A Taste of Home Wine Kitchen

Jun 7, 2011 at 12:00 pm
Home Wine Kitchen replaced Nosh. - Amanda Woytus
Amanda Woytus
Home Wine Kitchen replaced Nosh.

The product of chef Cassy Vires, formerly of Ernesto's Wine Bar (2730 McNair Avenue; 314-664-4511) and contributor to Feast, and her husband, Josh Renbarger, Home Wine Kitchen (7322 Manchester Road, Maplewood; 314-802-7676) is the newest eatery to hit the Maplewood strip, taking up shop in the space that used to be the neighborhood bistro Nosh.

Gut Check dropped in on the restaurant's soft open, which was pretty well attended; proceeds from the night benefited Discovering Options' IronKids program. The idea behind Home Wine Kitchen is a simple one: After moving to St. Louis, Vires and Renbarger regularly invited friends over for dinner at their home, and the pair wanted to translate that feeling into a restaurant. "We want the restaurant to feel like you're eating dinner at our house," Renbarger says.

With a mission to serve elevated comfort food, the restaurant strikes a nice balance between casual and sophisticated; we sat on simple stools at a butcher paper-covered high-top table and stared at a wine list a mile long. (A member of Home's staff later joked that we could lean on the wall if balancing on the stools after drinking wine proved too difficult.)

Risotto made with tomato confit. - Amanda Woytus
Amanda Woytus
Risotto made with tomato confit.

Home Wine Kitchen's décor is understated and neutral: dark-colored walls, track lighting, tan curtains hanging on the big front window. The cheese and charcuterie menu is splashed on the wall, but minimalism is definitely the restaurant's look, which puts the focus on the food and wine.

And, oh, the wine list! Gone are the days of choosing a vino based on price.

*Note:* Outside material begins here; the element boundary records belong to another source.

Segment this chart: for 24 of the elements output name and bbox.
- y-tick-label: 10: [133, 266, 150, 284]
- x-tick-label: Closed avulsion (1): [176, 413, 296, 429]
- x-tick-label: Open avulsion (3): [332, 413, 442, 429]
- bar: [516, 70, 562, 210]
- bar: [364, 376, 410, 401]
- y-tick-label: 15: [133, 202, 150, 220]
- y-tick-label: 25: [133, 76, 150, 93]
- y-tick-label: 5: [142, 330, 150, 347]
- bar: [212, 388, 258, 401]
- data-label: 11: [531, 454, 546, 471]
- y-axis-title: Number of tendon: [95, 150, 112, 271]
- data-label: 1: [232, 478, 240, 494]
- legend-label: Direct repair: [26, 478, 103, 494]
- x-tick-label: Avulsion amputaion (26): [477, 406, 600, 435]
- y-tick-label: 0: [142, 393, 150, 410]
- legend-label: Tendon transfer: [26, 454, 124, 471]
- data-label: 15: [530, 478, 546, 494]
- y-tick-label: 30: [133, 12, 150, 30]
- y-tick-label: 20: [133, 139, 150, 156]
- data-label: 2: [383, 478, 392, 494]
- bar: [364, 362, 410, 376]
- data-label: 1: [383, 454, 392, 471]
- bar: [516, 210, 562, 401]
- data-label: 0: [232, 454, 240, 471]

Wines are $8 a glass, and dropping $30 will buy you the bottle, so you can pick something based on taste and not the constraints of your wallet. People tend to choose the middle-priced wine so they don't look cheap or pretentious in front of others, says Renbarger. "People are nervous to try new things, especially to spend money," he says. "But wine is as much a part of the meal as your starts, your meat, your vegetables." The line pricing was designed so Home's staff could help guests select the best wine for their meal, stress-free. The beer selection is also reasonably priced and helpfully divided into light-, medium- and full-bodied styles.

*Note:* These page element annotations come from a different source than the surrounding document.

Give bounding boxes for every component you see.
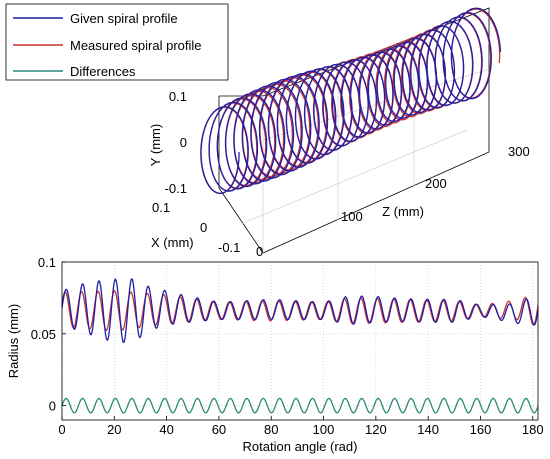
x-tick-label: 160 xyxy=(470,422,492,437)
x-tick-label: 20 xyxy=(107,422,121,437)
series-line-differences xyxy=(61,397,539,414)
x-tick-label: 0 xyxy=(58,422,65,437)
y-tick-0: 0.1 xyxy=(169,89,187,104)
y-tick-label: 0.1 xyxy=(38,255,56,270)
legend-item-given: Given spiral profile xyxy=(13,11,178,26)
radius-x-axis-label: Rotation angle (rad) xyxy=(243,439,358,454)
z-tick-2: 200 xyxy=(425,176,447,191)
spiral-3d-plot: 0.1 0 -0.1 Y (mm) 0.1 0 -0.1 X (mm) 0 10… xyxy=(148,7,530,259)
z-tick-0: 0 xyxy=(256,244,263,259)
x-tick-1: 0 xyxy=(200,220,207,235)
x-axis-label: X (mm) xyxy=(151,235,194,250)
x-tick-label: 140 xyxy=(417,422,439,437)
x-tick-0: 0.1 xyxy=(152,200,170,215)
legend: Given spiral profile Measured spiral pro… xyxy=(5,3,229,81)
legend-label-measured: Measured spiral profile xyxy=(70,38,202,53)
x-tick-label: 60 xyxy=(212,422,226,437)
radius-plot-ticks: 0 20 40 60 80 100 120 140 160 180 0.1 0.05 0 xyxy=(31,255,544,437)
x-tick-label: 120 xyxy=(365,422,387,437)
radius-plot-frame xyxy=(61,261,539,421)
z-tick-1: 100 xyxy=(341,209,363,224)
y-axis-3d: 0.1 0 -0.1 Y (mm) xyxy=(148,89,187,196)
legend-label-given: Given spiral profile xyxy=(70,11,178,26)
y-tick-label: 0 xyxy=(49,399,56,414)
spiral-given-curve xyxy=(200,7,502,195)
spiral-given-profile xyxy=(200,7,502,195)
series-line-given xyxy=(61,278,539,344)
legend-label-differences: Differences xyxy=(70,64,136,79)
z-axis-label: Z (mm) xyxy=(382,204,424,219)
x-tick-label: 40 xyxy=(159,422,173,437)
radius-plot-lines xyxy=(61,278,539,414)
radius-y-axis-label: Radius (mm) xyxy=(6,304,21,378)
legend-item-differences: Differences xyxy=(13,64,136,79)
y-tick-label: 0.05 xyxy=(31,327,56,342)
y-tick-1: 0 xyxy=(180,135,187,150)
y-axis-label: Y (mm) xyxy=(148,124,163,166)
x-tick-2: -0.1 xyxy=(218,240,240,255)
x-tick-label: 100 xyxy=(313,422,335,437)
radius-plot: 0 20 40 60 80 100 120 140 160 180 0.1 0.05 0 Rotatio… xyxy=(6,255,544,454)
x-tick-label: 80 xyxy=(264,422,278,437)
y-tick-2: -0.1 xyxy=(165,181,187,196)
z-axis-3d: 0 100 200 300 Z (mm) xyxy=(256,144,530,259)
z-tick-3: 300 xyxy=(508,144,530,159)
legend-item-measured: Measured spiral profile xyxy=(13,38,202,53)
x-axis-3d: 0.1 0 -0.1 X (mm) xyxy=(151,200,240,255)
x-tick-label: 180 xyxy=(522,422,544,437)
legend-box xyxy=(5,3,229,81)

The small five-dish entrée portion of the menu, which will change weekly based on what looks good at the market and what Vires is excited to cook that week, ranges from $17 to $24 and includes fare such as sea scallops, pork tenderloin and risotto with Parmesan, basil, pine nuts and tomato confit that our vegetarian table split. With a salad and a side of red potatoes cooked with rosemary, lemon and garlic, it was more than enough to fill the two of us.

Salad with red grapes and goat cheese. - Amanda Woytus
Amanda Woytus
Salad with red grapes and goat cheese.

Starters include a soup of the day (pea consommé), various salads, steamed clams and a dish disguised with the moniker "milk and cookies," which turned out to be Parmesan discs with soured goat's milk. Home Wine Kitchen's sides, such as asparagus, braised beets and red potatoes are meant to be shared family-style, a strategy that works well if you're looking for something small to enjoy with your drink. We had to skip dessert, but scanning the menu revealed a red wine caramel, chocolate cake and panna cotta made with rhubarb, if you wanted to indulge after dinner.